Insertion sociale : Mérols Diabankana Diabs veut capitaliser son expérience acquise en France

Le délégué général du Club Jeunesse, infrastructures et développement (CJID) a séjourné récemment en France, sur invitation de l’ONG de solidarité internationale Essor. Il entend mettre à profit les acquis de cette mission en matière de formation et d’insertion professionnelle.

Mérols Diabankana Diabs dit avoir beaucoup appris de ses partenaires, au sortir de la mission qu'il a éffectuée dans le cadre des activités que le CJID mène au Congo. C’est ainsi qu’il s’est engagé à intérioriser la formalisation d’un dispositif d’insertion en lien avec la réalité locale. « Nous allons lancer incessamment la formation insertion-professionnelle sur la base d’un diagnostic fait par un consultant français que nous avons fait venir au Congo. Ce sera un début de solution à l’emploi à l’échelle locale. Cela veut dire que nous sommes en train de mettre en place un bureau d’insertion ainsi que d’orientation morale et professionnelle », a annoncé le délégué général du CJID.

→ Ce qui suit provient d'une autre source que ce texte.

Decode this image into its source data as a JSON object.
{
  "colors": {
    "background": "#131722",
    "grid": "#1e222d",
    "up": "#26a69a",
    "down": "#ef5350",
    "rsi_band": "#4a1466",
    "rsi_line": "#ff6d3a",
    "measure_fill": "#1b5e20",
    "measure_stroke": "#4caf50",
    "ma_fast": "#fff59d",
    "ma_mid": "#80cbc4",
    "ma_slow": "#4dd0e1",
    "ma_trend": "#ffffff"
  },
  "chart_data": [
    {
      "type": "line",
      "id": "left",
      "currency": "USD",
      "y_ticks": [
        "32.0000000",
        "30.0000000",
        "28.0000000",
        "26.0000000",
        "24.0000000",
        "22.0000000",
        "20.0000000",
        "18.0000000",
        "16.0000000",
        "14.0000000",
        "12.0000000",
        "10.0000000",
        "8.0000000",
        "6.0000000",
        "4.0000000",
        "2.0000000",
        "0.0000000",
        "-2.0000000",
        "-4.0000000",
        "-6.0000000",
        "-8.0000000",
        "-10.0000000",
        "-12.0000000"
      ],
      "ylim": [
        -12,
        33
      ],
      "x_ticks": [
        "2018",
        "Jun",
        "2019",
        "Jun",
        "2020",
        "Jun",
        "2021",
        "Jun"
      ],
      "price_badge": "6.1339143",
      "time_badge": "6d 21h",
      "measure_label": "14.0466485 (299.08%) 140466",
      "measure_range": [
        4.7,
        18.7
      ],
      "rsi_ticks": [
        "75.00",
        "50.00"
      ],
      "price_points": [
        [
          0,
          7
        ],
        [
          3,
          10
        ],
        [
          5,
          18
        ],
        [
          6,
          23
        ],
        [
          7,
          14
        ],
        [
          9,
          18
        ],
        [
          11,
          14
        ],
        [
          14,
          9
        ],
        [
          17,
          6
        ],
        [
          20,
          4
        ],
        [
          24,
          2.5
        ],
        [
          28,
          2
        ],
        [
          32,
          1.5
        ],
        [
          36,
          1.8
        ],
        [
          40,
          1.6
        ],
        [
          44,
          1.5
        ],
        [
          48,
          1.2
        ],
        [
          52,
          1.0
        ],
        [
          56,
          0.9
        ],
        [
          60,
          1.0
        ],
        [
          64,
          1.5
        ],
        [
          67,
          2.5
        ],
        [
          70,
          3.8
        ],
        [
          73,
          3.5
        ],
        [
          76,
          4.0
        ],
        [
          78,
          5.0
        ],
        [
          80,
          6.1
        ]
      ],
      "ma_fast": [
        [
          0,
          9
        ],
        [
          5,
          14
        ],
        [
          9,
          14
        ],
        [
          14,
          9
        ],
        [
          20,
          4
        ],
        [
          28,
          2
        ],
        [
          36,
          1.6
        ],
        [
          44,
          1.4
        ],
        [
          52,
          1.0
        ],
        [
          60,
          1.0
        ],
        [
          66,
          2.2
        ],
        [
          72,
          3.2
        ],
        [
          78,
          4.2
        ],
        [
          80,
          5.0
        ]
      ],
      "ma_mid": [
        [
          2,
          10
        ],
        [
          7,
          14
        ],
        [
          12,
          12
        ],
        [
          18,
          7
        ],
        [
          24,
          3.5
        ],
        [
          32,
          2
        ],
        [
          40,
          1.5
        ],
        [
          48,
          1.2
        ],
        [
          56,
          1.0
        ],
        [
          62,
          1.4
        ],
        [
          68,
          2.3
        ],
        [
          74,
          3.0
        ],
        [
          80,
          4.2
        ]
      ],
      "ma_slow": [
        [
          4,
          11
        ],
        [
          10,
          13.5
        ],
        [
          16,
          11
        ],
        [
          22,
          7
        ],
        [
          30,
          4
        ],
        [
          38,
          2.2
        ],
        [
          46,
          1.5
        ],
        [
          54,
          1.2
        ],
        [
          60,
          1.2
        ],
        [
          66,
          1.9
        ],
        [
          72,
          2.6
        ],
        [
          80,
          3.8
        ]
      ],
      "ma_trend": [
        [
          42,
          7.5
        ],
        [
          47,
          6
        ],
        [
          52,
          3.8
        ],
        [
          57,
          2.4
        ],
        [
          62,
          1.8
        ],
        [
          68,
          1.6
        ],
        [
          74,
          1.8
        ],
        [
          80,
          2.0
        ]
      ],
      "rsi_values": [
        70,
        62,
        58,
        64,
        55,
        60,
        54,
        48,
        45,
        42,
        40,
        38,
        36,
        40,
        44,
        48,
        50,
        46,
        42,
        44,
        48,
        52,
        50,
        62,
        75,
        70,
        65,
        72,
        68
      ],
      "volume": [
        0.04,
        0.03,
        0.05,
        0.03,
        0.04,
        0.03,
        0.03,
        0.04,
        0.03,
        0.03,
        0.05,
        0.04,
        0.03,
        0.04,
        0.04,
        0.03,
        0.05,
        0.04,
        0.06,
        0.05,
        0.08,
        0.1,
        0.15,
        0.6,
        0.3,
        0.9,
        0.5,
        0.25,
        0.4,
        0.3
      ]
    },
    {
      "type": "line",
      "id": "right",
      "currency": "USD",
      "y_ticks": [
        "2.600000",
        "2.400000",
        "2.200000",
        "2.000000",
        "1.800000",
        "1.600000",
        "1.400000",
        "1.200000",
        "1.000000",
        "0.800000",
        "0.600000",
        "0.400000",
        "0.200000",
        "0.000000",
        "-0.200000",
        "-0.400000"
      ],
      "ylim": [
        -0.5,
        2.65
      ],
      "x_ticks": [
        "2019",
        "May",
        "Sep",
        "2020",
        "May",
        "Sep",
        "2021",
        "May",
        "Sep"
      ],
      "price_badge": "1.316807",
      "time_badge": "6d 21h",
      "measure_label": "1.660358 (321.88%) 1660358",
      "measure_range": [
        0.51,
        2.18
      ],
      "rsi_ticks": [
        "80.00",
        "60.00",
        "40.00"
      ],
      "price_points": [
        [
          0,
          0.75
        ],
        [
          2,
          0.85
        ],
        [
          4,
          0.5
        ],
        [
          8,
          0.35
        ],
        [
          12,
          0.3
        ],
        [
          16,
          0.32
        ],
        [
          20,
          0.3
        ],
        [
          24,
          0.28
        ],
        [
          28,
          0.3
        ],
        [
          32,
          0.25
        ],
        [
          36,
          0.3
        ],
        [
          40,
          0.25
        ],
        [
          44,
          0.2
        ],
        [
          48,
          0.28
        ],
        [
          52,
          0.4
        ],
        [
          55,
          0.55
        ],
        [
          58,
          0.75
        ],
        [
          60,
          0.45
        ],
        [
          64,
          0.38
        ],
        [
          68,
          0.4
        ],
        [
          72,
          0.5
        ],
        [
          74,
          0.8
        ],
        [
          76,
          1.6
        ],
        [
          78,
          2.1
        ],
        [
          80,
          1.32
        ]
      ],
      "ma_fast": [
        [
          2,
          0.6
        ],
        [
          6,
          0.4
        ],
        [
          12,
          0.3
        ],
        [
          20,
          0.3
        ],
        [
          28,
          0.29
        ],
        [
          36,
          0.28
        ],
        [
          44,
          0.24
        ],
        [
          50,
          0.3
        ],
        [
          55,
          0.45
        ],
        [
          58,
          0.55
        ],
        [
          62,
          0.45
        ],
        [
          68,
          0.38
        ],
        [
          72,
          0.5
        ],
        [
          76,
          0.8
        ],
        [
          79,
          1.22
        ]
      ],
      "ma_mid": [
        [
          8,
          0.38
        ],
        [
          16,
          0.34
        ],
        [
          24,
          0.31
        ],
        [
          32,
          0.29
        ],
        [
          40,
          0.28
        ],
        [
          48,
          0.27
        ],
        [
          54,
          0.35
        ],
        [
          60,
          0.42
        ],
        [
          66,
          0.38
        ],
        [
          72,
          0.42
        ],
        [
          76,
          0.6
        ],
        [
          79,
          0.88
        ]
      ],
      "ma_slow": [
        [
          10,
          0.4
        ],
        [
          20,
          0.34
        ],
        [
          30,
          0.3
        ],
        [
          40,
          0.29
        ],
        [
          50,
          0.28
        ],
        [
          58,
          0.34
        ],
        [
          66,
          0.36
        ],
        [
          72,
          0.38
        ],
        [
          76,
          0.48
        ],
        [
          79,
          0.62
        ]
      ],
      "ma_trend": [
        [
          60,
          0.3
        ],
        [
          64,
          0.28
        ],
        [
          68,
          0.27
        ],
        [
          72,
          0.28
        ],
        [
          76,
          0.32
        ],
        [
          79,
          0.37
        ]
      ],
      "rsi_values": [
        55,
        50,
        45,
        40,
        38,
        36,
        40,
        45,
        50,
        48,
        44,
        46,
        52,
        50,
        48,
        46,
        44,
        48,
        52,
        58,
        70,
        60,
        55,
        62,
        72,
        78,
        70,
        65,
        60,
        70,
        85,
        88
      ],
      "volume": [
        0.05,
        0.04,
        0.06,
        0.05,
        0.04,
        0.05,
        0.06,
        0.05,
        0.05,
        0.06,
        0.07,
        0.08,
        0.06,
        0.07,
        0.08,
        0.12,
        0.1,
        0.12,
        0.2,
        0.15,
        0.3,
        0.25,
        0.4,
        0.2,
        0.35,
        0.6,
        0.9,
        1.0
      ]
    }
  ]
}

Lors de son séjour, Mérols Diabankana Diabs a été aussi intéressé par une action dénommée Parcours-citoyens. Il s’agit, a-t-il expliqué, d’un outil de conscientisation, de sensibilisation et de lutte contre les antivaleurs. Il s’est également dit épaté par l’éducation humaine, un véritable levier éducatif permettant d’éviter le danger du milieu sociétal. « Evidemment, d’aucuns diront que cet outil existe au Congo : l’encadrement socioéducatif. C’est vrai que les encadreurs de jeunesse apprennent cet outil à l’école mais la différence se situe au niveau de l’éducation humaine où nous voyons tous les points. On sensibilise la personne à la vie sociétale », a-t-il commenté.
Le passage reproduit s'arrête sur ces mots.